Eighty suspected and confirmed gang members were identified or arrested through Project Disruption. Street gangs with southern Ontario origins include:  

  • Ardwick Bloods
  • Blake Street Mafia
  • Breakfast Club Boys
  • Crips
  • Family Business
  • Galloway Boys
  • Greenbrae
  • Paper Boys Gang
  • Tanridge Crips
  • Thorncliff Park Kings

While Project Disruption investigations focused on gang activity within Thunder Bay, the actions of these gangs and the illicit drugs they distribute have had a significant and negative impact across the region.

The Nishnawbe Aski Police Service provides policing to 34 First Nation communities across a massive geographical area.

NAPS A/Deputy Chief Darryl Snider said among the top concerns for leadership in all of those 34 communities is that of the illicit drug trade and the ongoing efforts to combat it.   

“Local community leaders observe firsthand the damage and impact the drug crisis is having on community members,” A/Deputy Chief Snider said. “Our officers work tirelessly to stop the flow of illegal drugs into our communities. However, it is difficult to control the drug issues in our communities with the limited specialty units that the Nishnawbe Aski Police Service is currently funded for.

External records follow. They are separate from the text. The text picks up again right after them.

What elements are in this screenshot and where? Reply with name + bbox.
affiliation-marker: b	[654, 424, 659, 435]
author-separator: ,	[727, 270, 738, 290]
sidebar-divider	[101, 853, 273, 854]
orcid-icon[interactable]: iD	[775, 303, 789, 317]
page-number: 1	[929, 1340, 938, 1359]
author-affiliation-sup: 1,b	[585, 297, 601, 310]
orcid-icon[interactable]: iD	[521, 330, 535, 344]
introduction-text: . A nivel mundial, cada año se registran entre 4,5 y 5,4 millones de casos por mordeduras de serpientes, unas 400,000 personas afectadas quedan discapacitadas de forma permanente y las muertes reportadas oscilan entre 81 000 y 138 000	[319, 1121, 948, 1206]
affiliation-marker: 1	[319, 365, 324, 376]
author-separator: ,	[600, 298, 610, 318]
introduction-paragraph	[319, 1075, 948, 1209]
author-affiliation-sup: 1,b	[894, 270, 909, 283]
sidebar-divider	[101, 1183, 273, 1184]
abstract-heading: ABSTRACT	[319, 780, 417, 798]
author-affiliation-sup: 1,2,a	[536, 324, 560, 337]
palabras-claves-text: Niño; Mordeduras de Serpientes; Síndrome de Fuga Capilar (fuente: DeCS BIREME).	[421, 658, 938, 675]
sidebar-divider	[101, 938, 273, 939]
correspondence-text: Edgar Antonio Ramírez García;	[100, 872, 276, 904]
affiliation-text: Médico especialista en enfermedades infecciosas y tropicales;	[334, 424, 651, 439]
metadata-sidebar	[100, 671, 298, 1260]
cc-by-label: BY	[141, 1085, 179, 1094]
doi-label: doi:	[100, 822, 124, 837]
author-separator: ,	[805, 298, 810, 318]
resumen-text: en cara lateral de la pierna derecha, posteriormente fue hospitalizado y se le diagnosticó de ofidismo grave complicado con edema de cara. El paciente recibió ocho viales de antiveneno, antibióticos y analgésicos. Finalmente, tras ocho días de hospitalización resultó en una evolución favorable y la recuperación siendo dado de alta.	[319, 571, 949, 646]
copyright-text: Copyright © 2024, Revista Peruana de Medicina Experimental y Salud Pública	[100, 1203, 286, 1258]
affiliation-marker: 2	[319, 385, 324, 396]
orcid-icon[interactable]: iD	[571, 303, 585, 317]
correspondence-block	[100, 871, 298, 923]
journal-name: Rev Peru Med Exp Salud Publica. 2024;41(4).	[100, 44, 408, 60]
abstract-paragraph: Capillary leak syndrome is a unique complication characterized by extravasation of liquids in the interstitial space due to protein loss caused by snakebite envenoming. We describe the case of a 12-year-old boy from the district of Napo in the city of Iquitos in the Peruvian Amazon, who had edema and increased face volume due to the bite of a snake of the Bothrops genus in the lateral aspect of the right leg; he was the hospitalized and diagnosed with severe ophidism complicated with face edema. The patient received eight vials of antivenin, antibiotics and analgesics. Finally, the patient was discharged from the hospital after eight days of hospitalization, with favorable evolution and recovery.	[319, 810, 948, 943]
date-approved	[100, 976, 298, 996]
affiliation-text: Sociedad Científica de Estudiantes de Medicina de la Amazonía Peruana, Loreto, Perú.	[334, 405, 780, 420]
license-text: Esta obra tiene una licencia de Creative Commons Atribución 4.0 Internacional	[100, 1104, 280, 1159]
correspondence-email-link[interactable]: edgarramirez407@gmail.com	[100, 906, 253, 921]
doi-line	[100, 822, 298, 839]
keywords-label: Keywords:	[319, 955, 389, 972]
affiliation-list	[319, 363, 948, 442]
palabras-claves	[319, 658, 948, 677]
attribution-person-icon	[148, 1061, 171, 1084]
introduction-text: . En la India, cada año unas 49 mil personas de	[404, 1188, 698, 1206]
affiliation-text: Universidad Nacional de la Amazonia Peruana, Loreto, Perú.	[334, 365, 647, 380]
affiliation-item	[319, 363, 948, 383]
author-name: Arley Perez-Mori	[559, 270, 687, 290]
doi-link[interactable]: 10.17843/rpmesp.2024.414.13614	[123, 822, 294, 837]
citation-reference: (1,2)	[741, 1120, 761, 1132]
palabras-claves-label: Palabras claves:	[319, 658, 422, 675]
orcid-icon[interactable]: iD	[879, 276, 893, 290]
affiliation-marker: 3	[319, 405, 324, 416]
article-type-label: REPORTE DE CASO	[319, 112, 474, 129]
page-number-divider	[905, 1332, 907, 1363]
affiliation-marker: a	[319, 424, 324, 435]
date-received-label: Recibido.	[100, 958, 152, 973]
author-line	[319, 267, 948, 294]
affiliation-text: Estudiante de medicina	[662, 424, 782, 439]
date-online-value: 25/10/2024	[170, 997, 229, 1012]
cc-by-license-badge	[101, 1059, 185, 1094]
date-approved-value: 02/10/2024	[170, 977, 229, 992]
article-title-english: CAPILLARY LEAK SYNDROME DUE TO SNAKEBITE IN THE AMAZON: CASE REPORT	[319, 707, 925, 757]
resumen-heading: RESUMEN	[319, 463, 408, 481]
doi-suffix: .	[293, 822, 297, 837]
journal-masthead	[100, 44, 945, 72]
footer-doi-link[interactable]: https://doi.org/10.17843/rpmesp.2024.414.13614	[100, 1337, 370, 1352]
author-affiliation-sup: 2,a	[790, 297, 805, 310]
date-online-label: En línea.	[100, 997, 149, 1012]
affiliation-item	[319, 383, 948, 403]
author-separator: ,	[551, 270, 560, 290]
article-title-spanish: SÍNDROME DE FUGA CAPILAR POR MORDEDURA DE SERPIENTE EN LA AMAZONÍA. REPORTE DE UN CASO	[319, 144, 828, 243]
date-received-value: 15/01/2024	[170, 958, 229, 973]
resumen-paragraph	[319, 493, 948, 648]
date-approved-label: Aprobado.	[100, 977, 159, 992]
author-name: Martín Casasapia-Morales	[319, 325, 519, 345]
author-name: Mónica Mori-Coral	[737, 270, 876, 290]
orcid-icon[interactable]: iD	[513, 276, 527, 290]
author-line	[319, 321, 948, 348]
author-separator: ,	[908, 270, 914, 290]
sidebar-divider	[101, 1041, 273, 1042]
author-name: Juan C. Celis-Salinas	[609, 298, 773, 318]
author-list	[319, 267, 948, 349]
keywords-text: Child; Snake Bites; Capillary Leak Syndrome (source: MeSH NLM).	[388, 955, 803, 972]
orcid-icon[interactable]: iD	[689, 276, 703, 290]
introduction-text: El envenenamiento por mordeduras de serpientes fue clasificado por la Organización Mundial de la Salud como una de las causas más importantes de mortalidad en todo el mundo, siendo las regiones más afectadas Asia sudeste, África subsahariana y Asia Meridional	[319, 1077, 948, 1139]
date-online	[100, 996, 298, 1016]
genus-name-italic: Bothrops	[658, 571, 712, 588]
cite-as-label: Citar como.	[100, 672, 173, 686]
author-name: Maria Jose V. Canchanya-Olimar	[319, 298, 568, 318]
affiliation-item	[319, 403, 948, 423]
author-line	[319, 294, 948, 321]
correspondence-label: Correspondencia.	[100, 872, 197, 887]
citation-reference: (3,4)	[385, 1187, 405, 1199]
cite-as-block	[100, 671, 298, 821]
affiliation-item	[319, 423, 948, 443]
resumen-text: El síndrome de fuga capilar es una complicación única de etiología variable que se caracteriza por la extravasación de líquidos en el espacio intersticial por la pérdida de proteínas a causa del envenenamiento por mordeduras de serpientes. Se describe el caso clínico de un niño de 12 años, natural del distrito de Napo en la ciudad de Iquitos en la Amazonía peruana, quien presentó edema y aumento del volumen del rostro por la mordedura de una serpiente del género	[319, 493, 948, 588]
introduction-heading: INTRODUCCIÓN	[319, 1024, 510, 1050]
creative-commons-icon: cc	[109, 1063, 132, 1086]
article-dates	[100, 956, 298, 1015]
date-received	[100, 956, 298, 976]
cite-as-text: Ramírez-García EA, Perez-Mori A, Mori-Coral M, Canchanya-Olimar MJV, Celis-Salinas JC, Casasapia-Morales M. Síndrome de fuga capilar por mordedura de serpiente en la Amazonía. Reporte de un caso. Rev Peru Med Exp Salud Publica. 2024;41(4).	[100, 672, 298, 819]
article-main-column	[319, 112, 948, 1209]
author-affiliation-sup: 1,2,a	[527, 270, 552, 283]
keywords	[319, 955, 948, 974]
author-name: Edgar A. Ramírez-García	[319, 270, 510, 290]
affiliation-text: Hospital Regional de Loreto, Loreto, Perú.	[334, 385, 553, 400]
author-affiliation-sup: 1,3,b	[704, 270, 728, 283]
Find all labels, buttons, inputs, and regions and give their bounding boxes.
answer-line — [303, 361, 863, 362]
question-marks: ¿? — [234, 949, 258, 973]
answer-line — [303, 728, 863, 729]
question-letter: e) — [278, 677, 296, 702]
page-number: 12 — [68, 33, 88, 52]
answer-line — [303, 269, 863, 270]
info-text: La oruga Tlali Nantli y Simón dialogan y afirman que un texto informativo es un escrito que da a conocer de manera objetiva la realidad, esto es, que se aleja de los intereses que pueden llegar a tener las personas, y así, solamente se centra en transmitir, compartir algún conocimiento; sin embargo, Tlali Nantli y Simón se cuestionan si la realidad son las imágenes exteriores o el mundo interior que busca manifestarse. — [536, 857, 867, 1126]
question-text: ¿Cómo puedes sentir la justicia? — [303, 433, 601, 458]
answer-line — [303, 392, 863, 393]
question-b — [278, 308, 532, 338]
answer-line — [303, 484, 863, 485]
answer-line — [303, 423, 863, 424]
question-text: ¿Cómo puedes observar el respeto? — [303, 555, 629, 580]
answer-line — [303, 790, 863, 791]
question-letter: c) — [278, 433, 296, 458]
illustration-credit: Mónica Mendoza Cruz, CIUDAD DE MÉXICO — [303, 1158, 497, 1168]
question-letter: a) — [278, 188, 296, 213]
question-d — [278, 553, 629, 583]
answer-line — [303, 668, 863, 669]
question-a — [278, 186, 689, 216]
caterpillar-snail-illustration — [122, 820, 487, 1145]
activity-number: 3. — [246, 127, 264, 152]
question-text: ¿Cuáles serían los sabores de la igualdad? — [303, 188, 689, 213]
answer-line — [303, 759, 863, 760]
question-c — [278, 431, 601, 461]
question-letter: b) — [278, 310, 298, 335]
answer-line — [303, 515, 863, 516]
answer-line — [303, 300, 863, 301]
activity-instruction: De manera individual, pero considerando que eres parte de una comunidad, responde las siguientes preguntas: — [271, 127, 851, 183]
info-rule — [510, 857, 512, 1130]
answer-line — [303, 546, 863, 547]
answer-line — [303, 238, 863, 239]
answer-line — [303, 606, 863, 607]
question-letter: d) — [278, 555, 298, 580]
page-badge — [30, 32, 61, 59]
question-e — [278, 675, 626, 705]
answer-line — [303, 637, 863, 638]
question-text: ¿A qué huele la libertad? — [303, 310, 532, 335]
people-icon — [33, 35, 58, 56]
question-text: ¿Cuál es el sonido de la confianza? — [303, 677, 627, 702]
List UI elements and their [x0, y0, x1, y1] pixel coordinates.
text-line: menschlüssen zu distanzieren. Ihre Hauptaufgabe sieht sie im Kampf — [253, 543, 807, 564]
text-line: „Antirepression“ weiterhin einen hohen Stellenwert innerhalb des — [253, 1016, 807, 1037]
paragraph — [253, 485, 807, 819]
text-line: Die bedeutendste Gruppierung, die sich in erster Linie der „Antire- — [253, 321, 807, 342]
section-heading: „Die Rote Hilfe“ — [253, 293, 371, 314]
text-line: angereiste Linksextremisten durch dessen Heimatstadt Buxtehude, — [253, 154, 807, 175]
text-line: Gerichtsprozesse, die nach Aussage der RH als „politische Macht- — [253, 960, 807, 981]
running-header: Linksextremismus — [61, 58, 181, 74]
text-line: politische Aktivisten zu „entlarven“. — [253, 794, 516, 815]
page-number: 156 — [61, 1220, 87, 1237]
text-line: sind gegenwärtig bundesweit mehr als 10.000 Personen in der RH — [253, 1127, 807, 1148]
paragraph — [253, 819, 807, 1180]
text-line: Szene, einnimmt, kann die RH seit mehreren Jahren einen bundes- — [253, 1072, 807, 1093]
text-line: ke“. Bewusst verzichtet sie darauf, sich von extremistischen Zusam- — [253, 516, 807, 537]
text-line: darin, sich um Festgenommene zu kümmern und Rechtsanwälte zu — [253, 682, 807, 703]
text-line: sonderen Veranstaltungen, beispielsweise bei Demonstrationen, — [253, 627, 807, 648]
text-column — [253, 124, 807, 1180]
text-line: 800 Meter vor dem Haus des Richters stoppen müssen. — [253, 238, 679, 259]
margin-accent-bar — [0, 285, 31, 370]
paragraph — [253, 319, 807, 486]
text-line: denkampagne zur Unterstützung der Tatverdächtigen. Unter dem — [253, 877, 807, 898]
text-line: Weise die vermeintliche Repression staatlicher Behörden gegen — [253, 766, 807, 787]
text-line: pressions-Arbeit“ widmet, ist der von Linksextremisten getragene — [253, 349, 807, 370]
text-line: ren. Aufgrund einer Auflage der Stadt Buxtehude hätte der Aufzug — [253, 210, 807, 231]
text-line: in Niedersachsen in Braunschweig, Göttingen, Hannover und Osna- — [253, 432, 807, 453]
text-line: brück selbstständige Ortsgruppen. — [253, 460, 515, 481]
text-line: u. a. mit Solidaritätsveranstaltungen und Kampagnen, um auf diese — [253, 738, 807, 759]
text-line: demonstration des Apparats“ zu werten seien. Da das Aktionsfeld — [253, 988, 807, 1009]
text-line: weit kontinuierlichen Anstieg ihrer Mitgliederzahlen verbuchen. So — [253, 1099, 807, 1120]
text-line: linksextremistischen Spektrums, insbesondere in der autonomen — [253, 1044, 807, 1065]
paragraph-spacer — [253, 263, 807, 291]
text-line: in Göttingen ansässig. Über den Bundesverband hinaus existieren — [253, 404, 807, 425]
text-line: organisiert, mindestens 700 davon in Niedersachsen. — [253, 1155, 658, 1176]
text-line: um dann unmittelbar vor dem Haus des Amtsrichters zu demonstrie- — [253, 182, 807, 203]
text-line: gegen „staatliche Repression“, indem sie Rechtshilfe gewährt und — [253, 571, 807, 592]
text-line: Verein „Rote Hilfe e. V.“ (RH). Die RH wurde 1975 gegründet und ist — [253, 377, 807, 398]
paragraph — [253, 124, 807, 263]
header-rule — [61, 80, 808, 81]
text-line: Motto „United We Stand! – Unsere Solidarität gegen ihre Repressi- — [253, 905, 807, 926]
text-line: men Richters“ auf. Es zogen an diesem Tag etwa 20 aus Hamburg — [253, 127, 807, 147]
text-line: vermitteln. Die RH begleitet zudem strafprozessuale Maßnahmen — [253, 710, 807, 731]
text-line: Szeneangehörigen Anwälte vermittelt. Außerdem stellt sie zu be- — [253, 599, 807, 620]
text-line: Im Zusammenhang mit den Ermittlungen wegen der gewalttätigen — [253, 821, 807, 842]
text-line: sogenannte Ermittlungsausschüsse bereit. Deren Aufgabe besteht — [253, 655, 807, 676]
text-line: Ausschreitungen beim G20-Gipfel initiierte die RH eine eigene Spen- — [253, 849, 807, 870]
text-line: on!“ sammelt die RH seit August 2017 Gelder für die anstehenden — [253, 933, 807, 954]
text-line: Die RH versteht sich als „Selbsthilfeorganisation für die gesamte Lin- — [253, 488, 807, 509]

He added NAPS and the communities it serves are aware drug issues and gang activity in Thunder Bay are filtering into the north.

“For this reason, joint efforts such a Project Disruption, are so very important to fight this issue collectively as it does impact the entire region.”

The current and ongoing success of Project Disruption is thanks in large part to public assistance, said APS Insp. Derek Johnson.

The Anishinabek Police Service polices 16 communities including Fort William First Nation. Just like NAPS, the APS jurisdiction covers a large geographical area that goes well beyond the borders of the District of Thunder Bay.

“They are preying on many of our First Nation communities,” Insp. Johnson said of the gang activity and drug trade. “These gangs prey on our vulnerable people, contribute to addictions, mischief and property crimes, and use threats, violence and intimidation to control people.”

Participating law enforcement agency representatives had a shared hope that the Project Disruption joint task force would continue, however, such a continuation does require investment.

“It will take a financial commitment to be able to maintain this success,” said Chief Hauth.  “I am looking forward to the Province’s announced funding to address guns and gangs.  We are in need of these funds here on the ground where this criminal activity is having such a profound effect.”